Everyone is friendly, and no one pressures you. If you’re just there shopping for a corset and you don’t want to get near the bondage gear, that’s okay. But then again, if you’ve ever been curious, it can’t hurt to look.


I went to the last prom because Horns and Halos, who put the proms on, brought a band I love called VNV Nation. I have always wanted to see them, but they never play Phoenix. This trip to the United States they did play Phoenix, but only at the prom. So, I went to the prom and had a great time. The local band that opened, called Hardwire, was great.


Every prom has different entertainment. This event features a local band called Mankind is Obsolete, among other attraction such as the shopping.

Ear Candy

This is just a quick mention of a charity called Ear Candy.

The charity exsists to pay for music programs in schools, and to buy musical instruments and music lessons for kids. The founders of Ear Candy believe that budget cuts are wipping out all the music programs in Arizona schools, and they are worried that this will wipe out a whole generation of little Arizona musicians. Since it would be tragic to imagine a future without music, Ear Candy has ben created a a way to help make up the diffrence.

Here is a link to their Web site if you want to learn more, volunteer, or donate.

I am mentionning Ear Candy because I think wonderful charities like this are an important part of Arizona culture. I found out about them when Leslie announced that profits from The Bigger Picture would go to this charity this year.

The Bigger Pictre

If you remember nothing else; remember this:

Be at Tempe Town Lake on Sunday November 16th at 3:30pm.

Okay, now I am going to tell you why. Let me start by saying that Phoenix has a wide variety of awesome local bands. I could never list them all, but to name a few: I love Selfless, Ikonoklast, Isle of Essence, and Hardwire. There are a zillion more but this is not about listing them; I want people to see them, and that is what The Bigger Picture is all about.

The event has a MySpace page managed by Leslie Crieger, who is one of the most influential people in Phoenix culture, and who is one of the founders of the original Big Picture. You can see her page here.

The short version is: The Bigger Picture is all about taking a picture of Phoenix’s soul. It has often been said that there is no local scene here and no culture, but that’s not true at all. The Big Picture has been a way to prove it. The idea has been to get together as many local musicians as possible, and take a picture of them holding up their instruments.
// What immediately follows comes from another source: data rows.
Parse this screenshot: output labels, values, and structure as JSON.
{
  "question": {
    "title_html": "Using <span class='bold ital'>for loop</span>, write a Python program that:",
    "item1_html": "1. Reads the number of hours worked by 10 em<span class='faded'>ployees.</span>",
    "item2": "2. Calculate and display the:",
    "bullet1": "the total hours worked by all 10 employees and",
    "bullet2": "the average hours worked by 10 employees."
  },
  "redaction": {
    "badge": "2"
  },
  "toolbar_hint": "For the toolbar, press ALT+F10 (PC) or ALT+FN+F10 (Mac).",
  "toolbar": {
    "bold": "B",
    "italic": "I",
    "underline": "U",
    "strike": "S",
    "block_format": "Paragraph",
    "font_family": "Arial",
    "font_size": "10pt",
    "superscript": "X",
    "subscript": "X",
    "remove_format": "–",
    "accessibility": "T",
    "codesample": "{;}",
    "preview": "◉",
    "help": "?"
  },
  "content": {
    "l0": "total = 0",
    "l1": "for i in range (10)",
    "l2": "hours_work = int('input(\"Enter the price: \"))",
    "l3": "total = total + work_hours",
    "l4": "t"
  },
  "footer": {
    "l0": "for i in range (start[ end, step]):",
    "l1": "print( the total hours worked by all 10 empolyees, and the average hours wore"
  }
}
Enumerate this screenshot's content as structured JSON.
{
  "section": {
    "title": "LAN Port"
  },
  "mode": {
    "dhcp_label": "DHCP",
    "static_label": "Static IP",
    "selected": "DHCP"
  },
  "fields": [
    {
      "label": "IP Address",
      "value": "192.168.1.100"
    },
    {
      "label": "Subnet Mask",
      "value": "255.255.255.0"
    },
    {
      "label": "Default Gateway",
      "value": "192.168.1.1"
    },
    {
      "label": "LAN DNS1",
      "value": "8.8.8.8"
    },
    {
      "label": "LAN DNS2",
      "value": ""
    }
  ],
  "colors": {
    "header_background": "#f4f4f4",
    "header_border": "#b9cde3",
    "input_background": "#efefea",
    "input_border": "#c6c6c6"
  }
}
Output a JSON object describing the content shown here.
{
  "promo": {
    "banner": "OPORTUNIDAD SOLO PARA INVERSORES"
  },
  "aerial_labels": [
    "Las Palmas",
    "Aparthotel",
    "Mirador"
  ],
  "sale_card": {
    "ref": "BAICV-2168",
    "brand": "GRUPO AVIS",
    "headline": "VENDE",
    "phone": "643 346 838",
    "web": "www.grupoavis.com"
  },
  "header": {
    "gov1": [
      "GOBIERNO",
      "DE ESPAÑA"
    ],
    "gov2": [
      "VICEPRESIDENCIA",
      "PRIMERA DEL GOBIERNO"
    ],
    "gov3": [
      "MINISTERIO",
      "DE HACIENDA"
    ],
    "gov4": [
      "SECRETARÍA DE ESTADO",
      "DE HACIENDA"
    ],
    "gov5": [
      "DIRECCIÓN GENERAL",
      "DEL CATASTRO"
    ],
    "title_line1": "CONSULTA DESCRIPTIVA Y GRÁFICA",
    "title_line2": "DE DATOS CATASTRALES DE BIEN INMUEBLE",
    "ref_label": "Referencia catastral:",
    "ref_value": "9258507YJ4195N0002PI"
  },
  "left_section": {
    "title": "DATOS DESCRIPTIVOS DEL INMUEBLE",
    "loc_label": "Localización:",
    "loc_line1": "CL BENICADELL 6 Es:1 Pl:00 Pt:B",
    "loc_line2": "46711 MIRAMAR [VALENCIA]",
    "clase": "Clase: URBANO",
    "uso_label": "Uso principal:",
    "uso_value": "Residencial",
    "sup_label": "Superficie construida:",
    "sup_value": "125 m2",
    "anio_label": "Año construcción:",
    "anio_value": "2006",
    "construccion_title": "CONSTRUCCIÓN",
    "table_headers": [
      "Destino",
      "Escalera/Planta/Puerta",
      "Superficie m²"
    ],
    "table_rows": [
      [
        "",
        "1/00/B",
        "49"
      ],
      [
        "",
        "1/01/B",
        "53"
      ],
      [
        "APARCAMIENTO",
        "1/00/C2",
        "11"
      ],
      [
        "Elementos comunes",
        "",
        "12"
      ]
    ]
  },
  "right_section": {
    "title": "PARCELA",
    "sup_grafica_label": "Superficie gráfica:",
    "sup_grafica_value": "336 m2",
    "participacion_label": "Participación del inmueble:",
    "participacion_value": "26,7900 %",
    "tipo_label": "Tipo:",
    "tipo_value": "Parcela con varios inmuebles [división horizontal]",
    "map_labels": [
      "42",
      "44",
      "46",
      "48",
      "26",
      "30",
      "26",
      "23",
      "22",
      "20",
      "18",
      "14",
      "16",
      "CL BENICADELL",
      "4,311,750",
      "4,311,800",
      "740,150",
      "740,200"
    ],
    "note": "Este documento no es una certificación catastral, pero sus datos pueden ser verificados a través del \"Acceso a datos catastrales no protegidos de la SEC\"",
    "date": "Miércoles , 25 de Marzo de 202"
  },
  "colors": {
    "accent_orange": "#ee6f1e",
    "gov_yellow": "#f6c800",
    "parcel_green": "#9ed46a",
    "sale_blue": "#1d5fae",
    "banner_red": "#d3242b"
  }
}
That way, when someone says Phoenix has no culture, we have a picture to prove them wrong.

I helped with the first two Big Picture events, and they were fantastic. Venue owners came and talked to local bands. Fans came and bought local music CD’s. There was networking going on between promoters from all over the valley, and The Blaze 1260 AM was even there (that’s ASU’s radio station, in case you didn’t know.)
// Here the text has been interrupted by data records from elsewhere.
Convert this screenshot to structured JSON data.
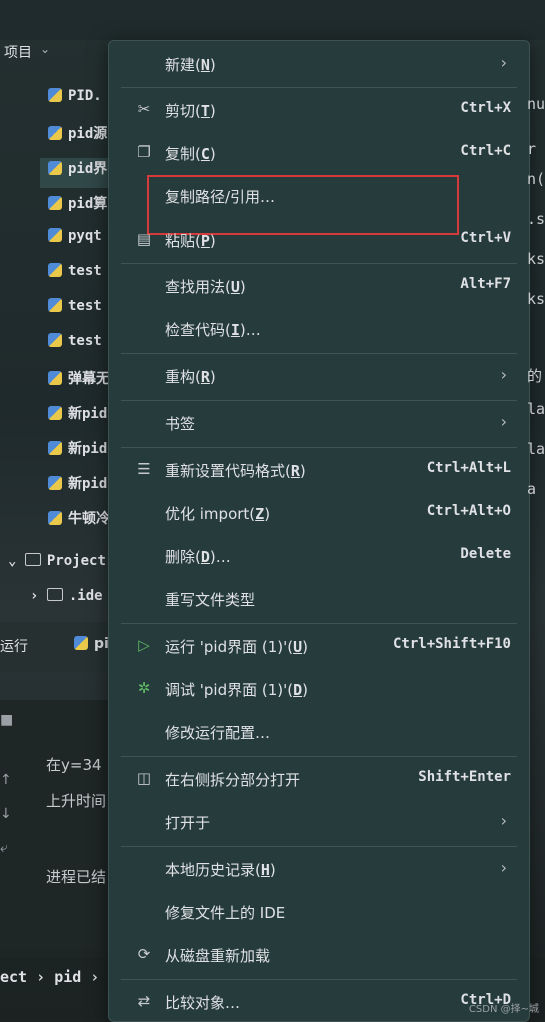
{
  "background": {
    "project_label": "项目",
    "tree": [
      "PID.",
      "pid源",
      "pid界",
      "pid算",
      "pyqt",
      "test",
      "test",
      "test",
      "弹幕无",
      "新pid",
      "新pid",
      "新pid",
      "牛顿冷"
    ],
    "folder_project": "Project",
    "folder_idea": ".ide",
    "run_label": "运行",
    "run_tab": "pi",
    "console": [
      "在y=34",
      "上升时间",
      "进程已结"
    ],
    "breadcrumb_project": "ect",
    "breadcrumb_pid": "pid",
    "right_code": [
      "nu",
      "r",
      "n(",
      ".s",
      "ks",
      "ks",
      "的",
      "la",
      "la",
      "a"
    ]
  },
  "menu": {
    "items": [
      {
        "label": "新建(",
        "mnemonic": "N",
        "end": ")",
        "shortcut": "",
        "submenu": true,
        "icon": ""
      },
      {
        "label": "剪切(",
        "mnemonic": "T",
        "end": ")",
        "shortcut": "Ctrl+X",
        "submenu": false,
        "icon": "scissors-icon"
      },
      {
        "label": "复制(",
        "mnemonic": "C",
        "end": ")",
        "shortcut": "Ctrl+C",
        "submenu": false,
        "icon": "copy-icon"
      },
      {
        "label": "复制路径/引用…",
        "mnemonic": "",
        "end": "",
        "shortcut": "",
        "submenu": false,
        "icon": ""
      },
      {
        "label": "粘贴(",
        "mnemonic": "P",
        "end": ")",
        "shortcut": "Ctrl+V",
        "submenu": false,
        "icon": "paste-icon"
      },
      {
        "label": "查找用法(",
        "mnemonic": "U",
        "end": ")",
        "shortcut": "Alt+F7",
        "submenu": false,
        "icon": ""
      },
      {
        "label": "检查代码(",
        "mnemonic": "I",
        "end": ")…",
        "shortcut": "",
        "submenu": false,
        "icon": ""
      },
      {
        "label": "重构(",
        "mnemonic": "R",
        "end": ")",
        "shortcut": "",
        "submenu": true,
        "icon": ""
      },
      {
        "label": "书签",
        "mnemonic": "",
        "end": "",
        "shortcut": "",
        "submenu": true,
        "icon": ""
      },
      {
        "label": "重新设置代码格式(",
        "mnemonic": "R",
        "end": ")",
        "shortcut": "Ctrl+Alt+L",
        "submenu": false,
        "icon": "format-icon"
      },
      {
        "label": "优化 import(",
        "mnemonic": "Z",
        "end": ")",
        "shortcut": "Ctrl+Alt+O",
        "submenu": false,
        "icon": ""
      },
      {
        "label": "删除(",
        "mnemonic": "D",
        "end": ")…",
        "shortcut": "Delete",
        "submenu": false,
        "icon": ""
      },
      {
        "label": "重写文件类型",
        "mnemonic": "",
        "end": "",
        "shortcut": "",
        "submenu": false,
        "icon": ""
      },
      {
        "label": "运行 'pid界面 (1)'(",
        "mnemonic": "U",
        "end": ")",
        "shortcut": "Ctrl+Shift+F10",
        "submenu": false,
        "icon": "run-icon"
      },
      {
        "label": "调试 'pid界面 (1)'(",
        "mnemonic": "D",
        "end": ")",
        "shortcut": "",
        "submenu": false,
        "icon": "debug-icon"
      },
      {
        "label": "修改运行配置…",
        "mnemonic": "",
        "end": "",
        "shortcut": "",
        "submenu": false,
        "icon": ""
      },
      {
        "label": "在右侧拆分部分打开",
        "mnemonic": "",
        "end": "",
        "shortcut": "Shift+Enter",
        "submenu": false,
        "icon": "split-icon"
      },
      {
        "label": "打开于",
        "mnemonic": "",
        "end": "",
        "shortcut": "",
        "submenu": true,
        "icon": ""
      },
      {
        "label": "本地历史记录(",
        "mnemonic": "H",
        "end": ")",
        "shortcut": "",
        "submenu": true,
        "icon": ""
      },
      {
        "label": "修复文件上的 IDE",
        "mnemonic": "",
        "end": "",
        "shortcut": "",
        "submenu": false,
        "icon": ""
      },
      {
        "label": "从磁盘重新加载",
        "mnemonic": "",
        "end": "",
        "shortcut": "",
        "submenu": false,
        "icon": "reload-icon"
      },
      {
        "label": "比较对象…",
        "mnemonic": "",
        "end": "",
        "shortcut": "Ctrl+D",
        "submenu": false,
        "icon": "compare-icon"
      }
    ]
  },
  "watermark": "CSDN @择~城",
  "colors": {
    "menu_bg": "#263b3b",
    "highlight_border": "#d63a3a"
  }
}
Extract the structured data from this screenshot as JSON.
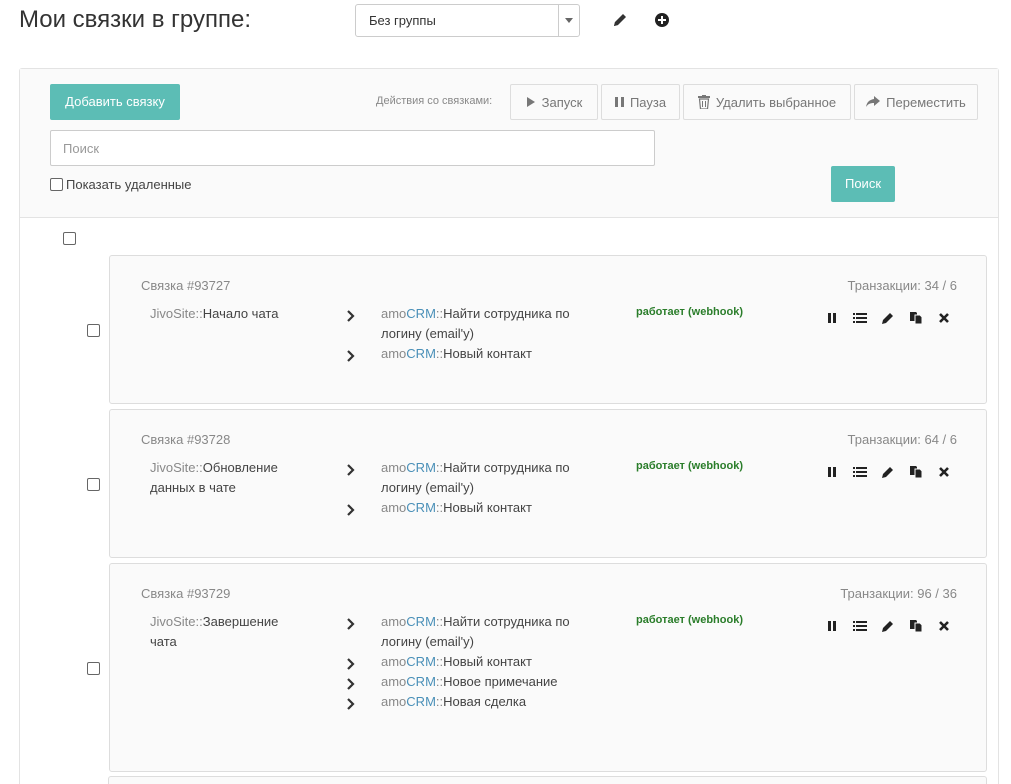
{
  "header": {
    "title": "Мои связки в группе:",
    "group_select": "Без группы"
  },
  "toolbar": {
    "add_button": "Добавить связку",
    "actions_label": "Действия со связками:",
    "start": "Запуск",
    "pause": "Пауза",
    "delete_selected": "Удалить выбранное",
    "move": "Переместить",
    "search_placeholder": "Поиск",
    "search_value": "",
    "show_deleted": "Показать удаленные",
    "search_button": "Поиск"
  },
  "colors": {
    "accent": "#5cbdb5",
    "status_ok": "#2a7d2a",
    "service_crm": "#4a90b8"
  },
  "cards": [
    {
      "id": "Связка #93727",
      "transactions": "Транзакции: 34 / 6",
      "source": {
        "service": "JivoSite",
        "sep": "::",
        "action": "Начало чата"
      },
      "status": "работает (webhook)",
      "actions": [
        {
          "a": "amo",
          "b": "CRM",
          "sep": "::",
          "text": "Найти сотрудника по логину (email'у)"
        },
        {
          "a": "amo",
          "b": "CRM",
          "sep": "::",
          "text": "Новый контакт"
        }
      ]
    },
    {
      "id": "Связка #93728",
      "transactions": "Транзакции: 64 / 6",
      "source": {
        "service": "JivoSite",
        "sep": "::",
        "action": "Обновление данных в чате"
      },
      "status": "работает (webhook)",
      "actions": [
        {
          "a": "amo",
          "b": "CRM",
          "sep": "::",
          "text": "Найти сотрудника по логину (email'у)"
        },
        {
          "a": "amo",
          "b": "CRM",
          "sep": "::",
          "text": "Новый контакт"
        }
      ]
    },
    {
      "id": "Связка #93729",
      "transactions": "Транзакции: 96 / 36",
      "source": {
        "service": "JivoSite",
        "sep": "::",
        "action": "Завершение чата"
      },
      "status": "работает (webhook)",
      "actions": [
        {
          "a": "amo",
          "b": "CRM",
          "sep": "::",
          "text": "Найти сотрудника по логину (email'у)"
        },
        {
          "a": "amo",
          "b": "CRM",
          "sep": "::",
          "text": "Новый контакт"
        },
        {
          "a": "amo",
          "b": "CRM",
          "sep": "::",
          "text": "Новое примечание"
        },
        {
          "a": "amo",
          "b": "CRM",
          "sep": "::",
          "text": "Новая сделка"
        }
      ]
    }
  ]
}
This year will be the third Big Picture event. We are hoping that this year’s picture will be even bigger than the picture in 2004 and the picture in 2006. Every single Phoenician can help with this, so tell anyone and everyone you know! Does your brother play harmonic in the basement? Send him out! Does your friend play guitar at an open mic night? Bring them along. Do you know a band? Cool, we want them too!

The more people we get out, the better the picture.
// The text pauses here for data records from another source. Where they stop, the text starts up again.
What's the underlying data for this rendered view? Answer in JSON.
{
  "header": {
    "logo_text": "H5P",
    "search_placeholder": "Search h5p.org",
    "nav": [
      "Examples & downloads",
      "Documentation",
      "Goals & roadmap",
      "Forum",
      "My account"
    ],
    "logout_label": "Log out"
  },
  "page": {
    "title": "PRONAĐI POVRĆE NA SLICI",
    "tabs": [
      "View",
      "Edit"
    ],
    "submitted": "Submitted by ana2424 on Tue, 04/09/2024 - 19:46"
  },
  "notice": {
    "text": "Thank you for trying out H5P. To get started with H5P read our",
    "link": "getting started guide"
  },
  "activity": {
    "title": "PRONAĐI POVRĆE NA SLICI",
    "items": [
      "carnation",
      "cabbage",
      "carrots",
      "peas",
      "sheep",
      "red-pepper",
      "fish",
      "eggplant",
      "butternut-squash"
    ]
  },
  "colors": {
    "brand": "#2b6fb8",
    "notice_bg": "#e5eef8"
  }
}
Once the picture is taken, we will try to get it everywhere. We hope to put it on post cards, which will be available at local hotels. That way when people come to town, they can look at the venue list and the picture, and tell their friends back home about the great culture they experienced in Phoenix. There is always a show to go to and there is always an art gallery open, so no matter when someone visits, they can find something to do that they can write abut on the post card.

But it’s not just visitors we want to get the word out to. We need to tell the people living here about our culture. Every Phoenician should be helping to shape our arts and culture, and they can’t help if they don’t know it exists. So of course, we will be promoting the picture all over the valley, in hopes of attracting more locals to our shows and art walks and other great experiences.